Ärzte Zeitung online, 13.08.2011

Obamas Gesundheitsreform landet vor dem Obersten Gerichtshof

Noch immer beschäftigt US-Präsident Obamas Gesundheitsreform die Gerichte. Gegner des Gesetzes errangen nun einen Etappensieg. Aber das letzte Wort über die Reform ist damit noch nicht gesprochen.

WASHINGTON (dpa). Erst das wochenlange Gezerre um das Schuldenlimit und nun noch ein Rückschlag für US-Präsident Barack Obama: Nach Ansicht eines Berufungsgerichts sind Teile seiner Gesundheitsreform verfassungswidrig.

Die Richter in Atlanta im US-Staat Georgia befanden am 12. August, US-Bürger dürften nicht zum Kauf einer Krankenversicherung gezwungen werden.

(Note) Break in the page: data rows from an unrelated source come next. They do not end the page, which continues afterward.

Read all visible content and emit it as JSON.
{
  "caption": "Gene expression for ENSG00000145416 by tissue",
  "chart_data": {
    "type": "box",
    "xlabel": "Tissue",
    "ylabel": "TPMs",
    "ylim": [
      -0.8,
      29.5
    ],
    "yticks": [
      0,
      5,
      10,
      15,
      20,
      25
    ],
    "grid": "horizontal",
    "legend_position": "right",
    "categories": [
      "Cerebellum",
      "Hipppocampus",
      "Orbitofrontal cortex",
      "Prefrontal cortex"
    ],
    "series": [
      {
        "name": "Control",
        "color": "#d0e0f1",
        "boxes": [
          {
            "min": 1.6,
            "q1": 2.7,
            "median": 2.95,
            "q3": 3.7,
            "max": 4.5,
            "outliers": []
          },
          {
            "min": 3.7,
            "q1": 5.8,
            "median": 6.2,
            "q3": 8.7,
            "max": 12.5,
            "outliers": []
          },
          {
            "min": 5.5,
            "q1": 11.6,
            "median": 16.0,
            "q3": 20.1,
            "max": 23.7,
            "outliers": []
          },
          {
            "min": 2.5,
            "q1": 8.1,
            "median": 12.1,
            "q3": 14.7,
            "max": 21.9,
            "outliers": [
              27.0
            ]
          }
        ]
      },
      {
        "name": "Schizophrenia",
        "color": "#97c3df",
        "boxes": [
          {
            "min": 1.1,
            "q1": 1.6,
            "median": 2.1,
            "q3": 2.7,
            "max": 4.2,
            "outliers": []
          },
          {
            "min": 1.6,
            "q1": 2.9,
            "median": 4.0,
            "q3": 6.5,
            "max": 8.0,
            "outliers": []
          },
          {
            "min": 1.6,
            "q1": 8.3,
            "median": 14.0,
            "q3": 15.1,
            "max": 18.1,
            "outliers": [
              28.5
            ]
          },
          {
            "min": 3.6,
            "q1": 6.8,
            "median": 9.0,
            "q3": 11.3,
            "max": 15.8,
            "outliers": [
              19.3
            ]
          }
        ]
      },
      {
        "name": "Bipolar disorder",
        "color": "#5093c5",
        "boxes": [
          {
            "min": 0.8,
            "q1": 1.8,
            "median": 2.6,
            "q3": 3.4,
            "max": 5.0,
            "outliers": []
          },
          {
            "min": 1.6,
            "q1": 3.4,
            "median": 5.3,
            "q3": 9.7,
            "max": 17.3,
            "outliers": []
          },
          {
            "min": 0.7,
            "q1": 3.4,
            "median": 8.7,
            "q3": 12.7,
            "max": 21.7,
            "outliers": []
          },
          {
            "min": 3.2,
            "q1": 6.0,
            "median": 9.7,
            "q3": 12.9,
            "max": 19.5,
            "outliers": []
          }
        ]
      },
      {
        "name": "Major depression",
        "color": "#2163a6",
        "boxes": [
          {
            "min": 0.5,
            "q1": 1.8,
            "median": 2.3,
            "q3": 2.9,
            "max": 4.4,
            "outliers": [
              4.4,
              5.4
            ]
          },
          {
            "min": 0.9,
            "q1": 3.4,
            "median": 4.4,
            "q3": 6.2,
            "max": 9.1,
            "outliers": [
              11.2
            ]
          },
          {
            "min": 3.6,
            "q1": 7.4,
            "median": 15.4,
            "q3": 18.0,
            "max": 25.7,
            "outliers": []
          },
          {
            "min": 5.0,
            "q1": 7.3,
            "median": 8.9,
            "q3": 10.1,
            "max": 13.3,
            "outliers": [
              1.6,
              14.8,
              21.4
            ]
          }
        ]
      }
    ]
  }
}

Das Gericht bestätigte damit nur zum Teil die Entscheidung einer unteren Instanz in Florida, die zuvor die gesamte Reform als Verstoß gegen die Verfassung gewertet hatte.

Kongress habe Befugnisse überschritten

Der Kongress habe mit dem Zwang zum Kauf einer Krankenversicherung seine Befugnisse überschritten, urteilten die Richter in Atlanta.

Ein anderes Berufungsgericht in Cincinnati im US-Staat Ohiohatte jedoch dem US-Sender CNN zufolge erst im Juni entschieden, dass dieser Teil der Reform verfassungskonform sei.

Damit ist es nun am Obersten Gerichtshof, eine endgültige Entscheidung zu treffen. Damit wird frühestens in der nächsten Sitzungsperiode des Supreme Court gerechnet, die im Oktober beginnt und im Juni 2012 endet.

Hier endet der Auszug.